IL REDDITO DI SOLIDARIETA’ DELLA REGIONE EMILIA-ROMAGNA (RES). È recente la Legge della Regione Emilia-Romagna approvata dall’Assemblea Regionale, che ha aggiunto di sommare ai 37 milioni forniti dallo Stato (sostegno all’Inclusione Attiva, misura di contrasto alla povertà introdotto dalla Legge di stabilità 2016 del Governo Renzi) i 35 stanziati dalla Giunta regionale per i nuclei familiari con un ISEE (Indicatore situazione economica equivalente) inferiore ai 3000 euro, circa 85.000 cittadini interessati. Entro 60 giorni il regolamento attuativo, con un reddito massimo mensile di 400 euro per un massimo di 12 mesi.
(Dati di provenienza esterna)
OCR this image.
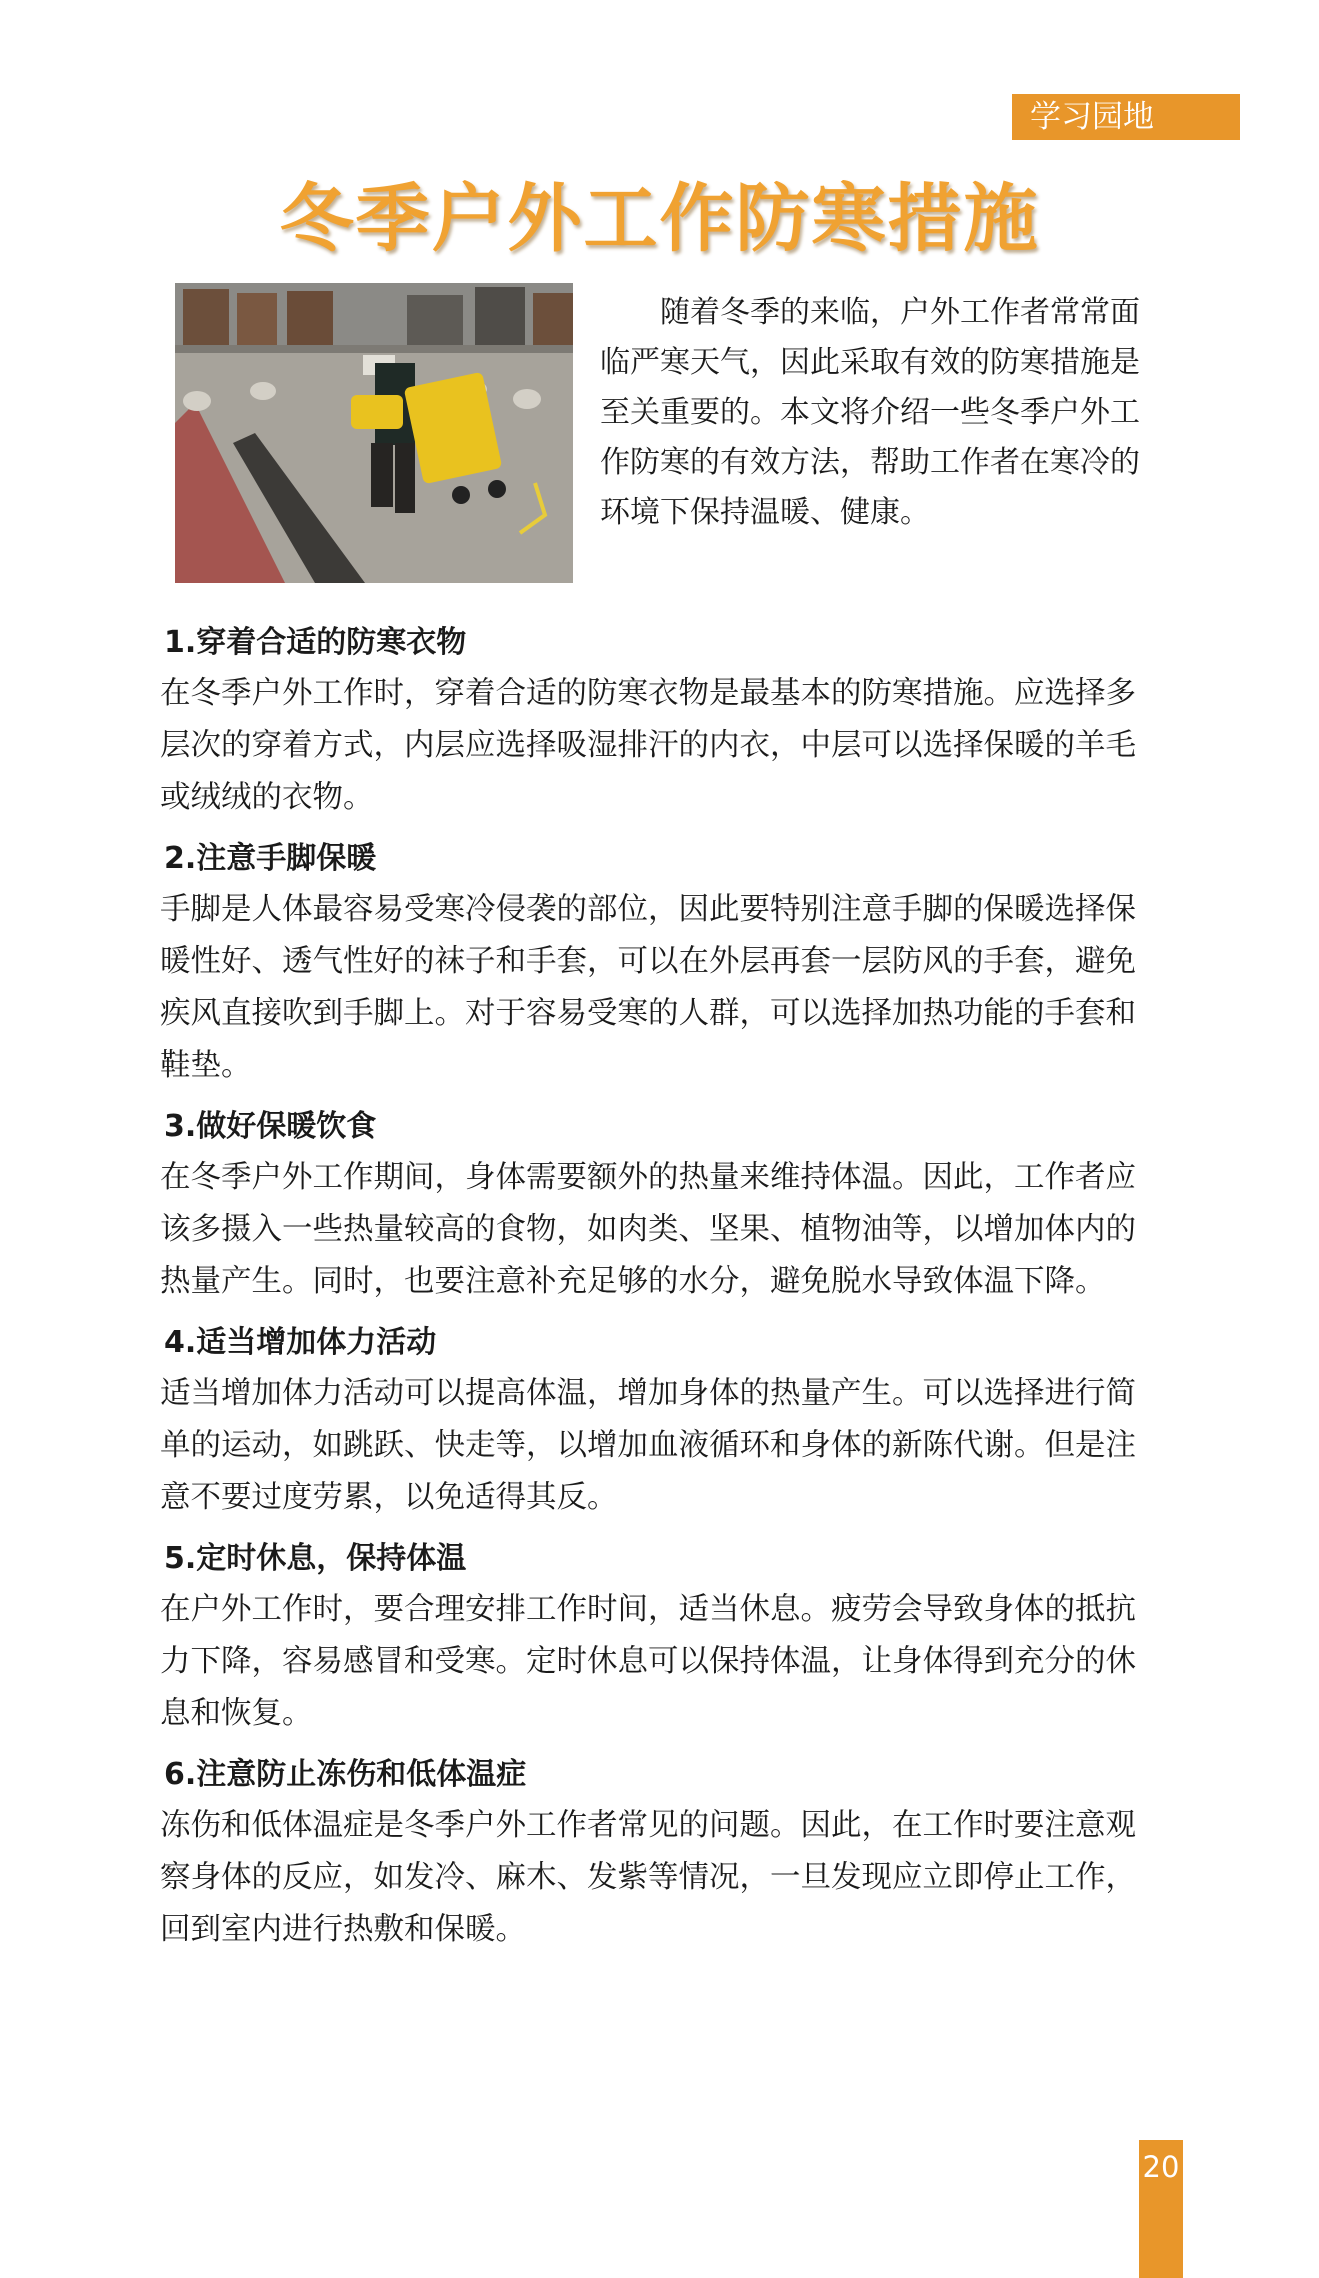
学习园地
冬季户外工作防寒措施

随着冬季的来临，户外工作者常常面临严寒天气，因此采取有效的防寒措施是至关重要的。本文将介绍一些冬季户外工作防寒的有效方法，帮助工作者在寒冷的环境下保持温暖、健康。

1.穿着合适的防寒衣物

在冬季户外工作时，穿着合适的防寒衣物是最基本的防寒措施。应选择多层次的穿着方式，内层应选择吸湿排汗的内衣，中层可以选择保暖的羊毛或绒绒的衣物。

2.注意手脚保暖

手脚是人体最容易受寒冷侵袭的部位，因此要特别注意手脚的保暖选择保暖性好、透气性好的袜子和手套，可以在外层再套一层防风的手套，避免疾风直接吹到手脚上。对于容易受寒的人群，可以选择加热功能的手套和鞋垫。

3.做好保暖饮食

在冬季户外工作期间，身体需要额外的热量来维持体温。因此，工作者应该多摄入一些热量较高的食物，如肉类、坚果、植物油等，以增加体内的热量产生。同时，也要注意补充足够的水分，避免脱水导致体温下降。

4.适当增加体力活动

适当增加体力活动可以提高体温，增加身体的热量产生。可以选择进行简单的运动，如跳跃、快走等，以增加血液循环和身体的新陈代谢。但是注意不要过度劳累，以免适得其反。

5.定时休息，保持体温

在户外工作时，要合理安排工作时间，适当休息。疲劳会导致身体的抵抗力下降，容易感冒和受寒。定时休息可以保持体温，让身体得到充分的休息和恢复。

6.注意防止冻伤和低体温症

冻伤和低体温症是冬季户外工作者常见的问题。因此，在工作时要注意观察身体的反应，如发冷、麻木、发紫等情况，一旦发现应立即停止工作，回到室内进行热敷和保暖。

20
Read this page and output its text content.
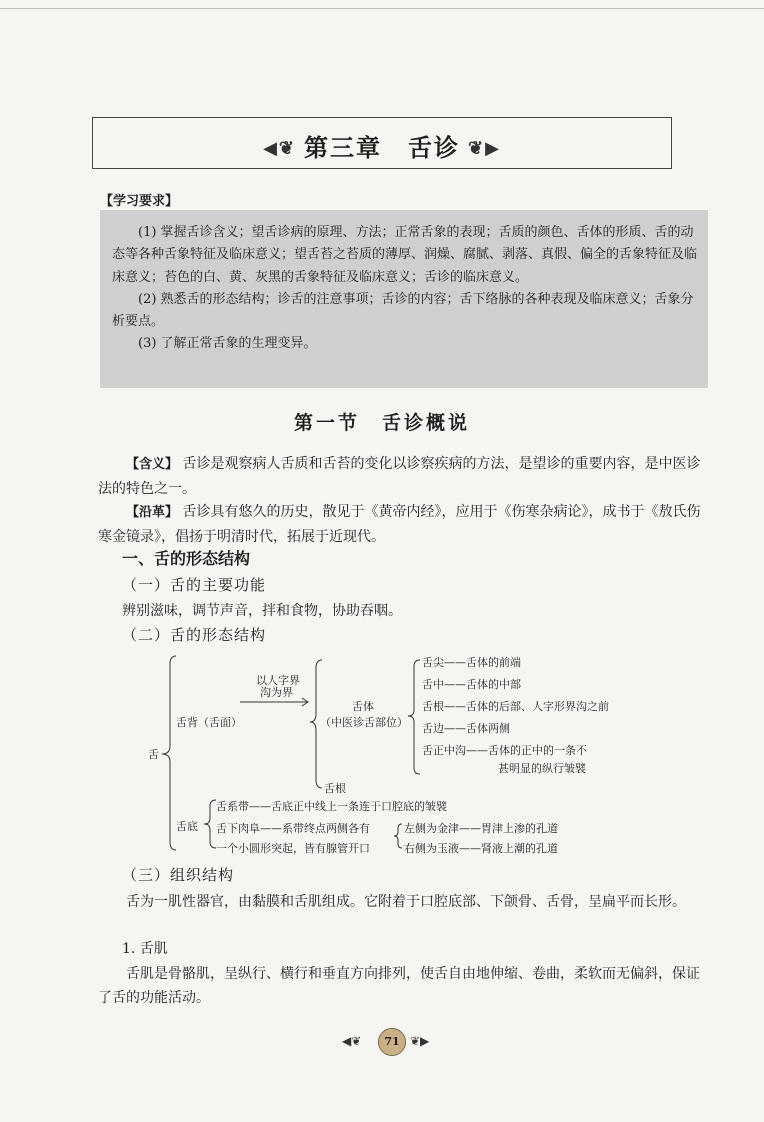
◀❦ 第三章　舌诊 ❦▶
【学习要求】

(1) 掌握舌诊含义；望舌诊病的原理、方法；正常舌象的表现；舌质的颜色、舌体的形质、舌的动态等各种舌象特征及临床意义；望舌苔之苔质的薄厚、润燥、腐腻、剥落、真假、偏全的舌象特征及临床意义；苔色的白、黄、灰黑的舌象特征及临床意义；舌诊的临床意义。

(2) 熟悉舌的形态结构；诊舌的注意事项；舌诊的内容；舌下络脉的各种表现及临床意义；舌象分析要点。

(3) 了解正常舌象的生理变异。

第一节　舌诊概说

【含义】 舌诊是观察病人舌质和舌苔的变化以诊察疾病的方法，是望诊的重要内容，是中医诊法的特色之一。

【沿革】 舌诊具有悠久的历史，散见于《黄帝内经》，应用于《伤寒杂病论》，成书于《敖氏伤寒金镜录》，倡扬于明清时代，拓展于近现代。

一、舌的形态结构
（一）舌的主要功能
辨别滋味，调节声音，拌和食物，协助吞咽。
（二）舌的形态结构
舌
舌背（舌面）
以人字界
沟为界
舌体
（中医诊舌部位）
舌根
舌尖——舌体的前端
舌中——舌体的中部
舌根——舌体的后部、人字形界沟之前
舌边——舌体两侧
舌正中沟——舌体的正中的一条不
甚明显的纵行皱襞
舌底
舌系带——舌底正中线上一条连于口腔底的皱襞
舌下肉阜——系带终点两侧各有
一个小圆形突起，皆有腺管开口
左侧为金津——胃津上渗的孔道
右侧为玉液——肾液上潮的孔道
（三）组织结构

舌为一肌性器官，由黏膜和舌肌组成。它附着于口腔底部、下颌骨、舌骨，呈扁平而长形。

1. 舌肌

舌肌是骨骼肌，呈纵行、横行和垂直方向排列，使舌自由地伸缩、卷曲，柔软而无偏斜，保证了舌的功能活动。

◀❦	71 ❦▶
L’accesso al Res dovrà essere accompagnato da un progetto di attivazione sociale e inserimento lavorativo concordato con i cittadini maggiorenni che ne usufruiscono. Per accedere, sarà inoltre necessario la residenza in Emilia Romagna da almeno 24 mesi.

PRIMO PASSO, MA MOLTO DA CHIARIRE. Ritengo che questa legge regionale rappresenti un primo e molto importante passo verso l’inclusione sociale.
Ma solo il primo: ci vorranno i regolamenti e molti altri provvedimenti.

Il problema infatti, come abbiamo visto dal Documento della Corte dei Conti non dura solo un anno, ma assume un ruolo rilevante per molti anni a venire.

Spero dunque che nel regolamento attuativo vengano ampiamente coinvolte le Amministrazioni comunali, in particolare quelle dei capoluoghi di provincia. Cioè chi in concreto quell’inclusione sociale dovrà tentare di attuarla.

E spero che nel regolamento vengano prese in considerazione i numerosi contributi che le stesse Amministrazioni comunali forniscono ai loro cittadini; le abbiamo già accennate, dal sostegno per l’affitto alle tariffe agevolate dei servizi, dall’assistenza agli anziani e all’handicap, alle famiglia numerose, dalle madri e padri soli ai minori, e altro ancora.
Non è pensabile che possa esistere un’eccessiva frammentazione in tutti questi interventi.

Qualche ultima riflessione: nell’elaborazione del Regolamento per il Res occorreranno rapidità (i 60 giorni assegnati e non di più) e snellezza delle procedure.

Nella norma che prevede poi 24 mesi di residenza in Regione per poter usufruire del RES, si deve a mio parere chiarire con precisione cosa si intende per “residenza”: che sia quella vera e certificata e non un equivalente di difficile verificabilità, come la “residenza lavorativa”.

Inoltre vanno previsti i controlli a campione per valutare che le spese eseguite siano a favore di necessità reali e che le somme stanziate vadano a servire efficacemente l’integrazione sociale e lavorativa reale dei beneficiari.

Ma avremo modo di vedere nel tempo l’articolazione di questi progetti.